A escolha da localização do 13º CBA já diz muitas coisas. Ao descer de avião na chegada à Petrolina, são visíveis os canais de concreto que cortam a caatinga para levar, em sistemas de irrigação, água do São Francisco para o meio do sertão. Enquanto isso, em Petrolina, alguns bairros residenciais já estavam a mais de 20 dias sem água para uso doméstico. Pessoas usando água mineral para lavar louça,tomando banho na universidade, casa de amigos ou de outros familiares. Fica nítida a exploração do bioma nomeado de “mata branca”, e como esse branco se transforma em verde. Mas um verde artificial, um verde das monoculturas de frutas para a exportação. O território é quadriculado, partes com caatinga, partes com grandes latifúndios de monoculturas, manga, coco, uva e acerola. Ninguém que lá vive consegue comprar essas frutas. A barragem de sobradinho, há alguns quilômetros de onde aconteceu o congresso, guarda em sua história, comunidades que foram tiradas de seus territórios que ficam no esquecimento, as histórias das lutas e resistência para se manterem alí.

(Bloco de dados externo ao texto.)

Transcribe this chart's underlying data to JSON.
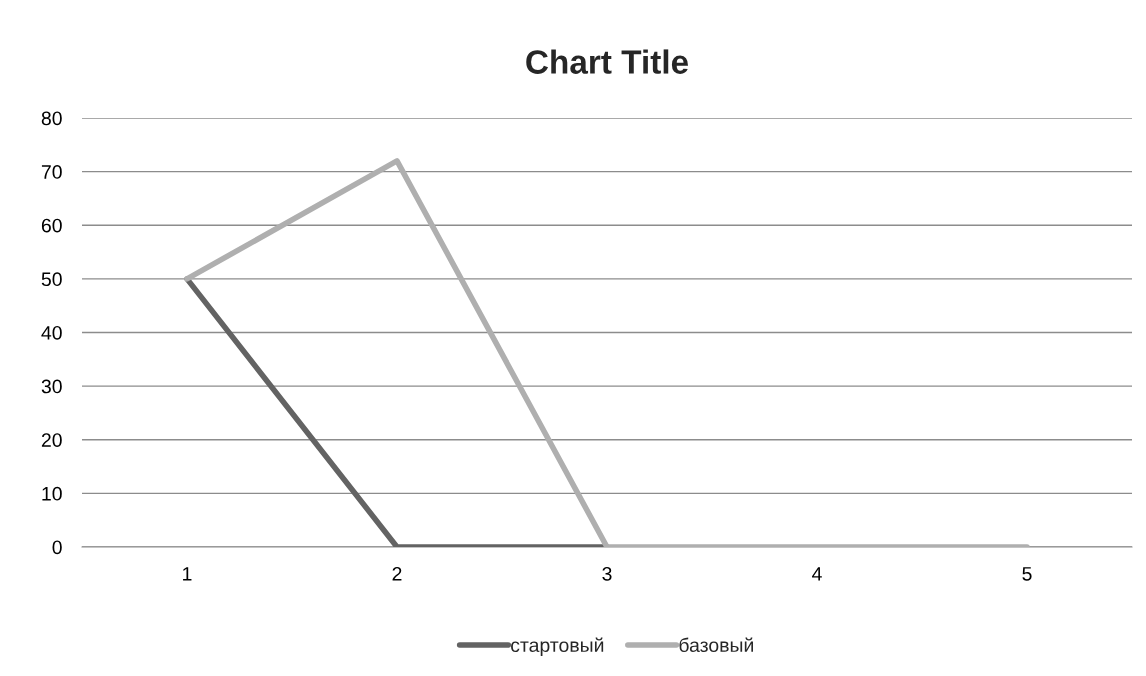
{
  "chart_data": {
    "type": "line",
    "title": "Chart Title",
    "categories": [
      "1",
      "2",
      "3",
      "4",
      "5"
    ],
    "series": [
      {
        "name": "стартовый",
        "color": "#636363",
        "values": [
          50,
          0,
          0,
          null,
          null
        ]
      },
      {
        "name": "базовый",
        "color": "#afafaf",
        "values": [
          50,
          72,
          0,
          0,
          0
        ]
      }
    ],
    "ylim": [
      0,
      80
    ],
    "yticks": [
      0,
      10,
      20,
      30,
      40,
      50,
      60,
      70,
      80
    ],
    "grid": "y",
    "legend": "bottom",
    "marker": "none",
    "line_style": "solid"
  }
}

O tema da convivência com os territórios brasileiros e a justiça climática foram centrais neste congresso. Experiências de práticas agroecológicas de produção de alimentos e a soberania alimentar foram temas recorrentes em diversos espaços, mesas, oficinas e espaços autogestionados dos movimentos. Agroecologia como aposta para o enfrentamento às mudanças climáticas direcionou os caminhos trilhados durante o congresso.
As juventudes se apresentaram como grande potência para o movimento agroecológico e para a construção do conhecimento deste campo. O diálogo intergeracional foi marcante, ocorreu neste CBA a primeira plenária de idosos e também a participação das crianças e do brincar como personagens protagonistas para a transição agroecológica que desejamos.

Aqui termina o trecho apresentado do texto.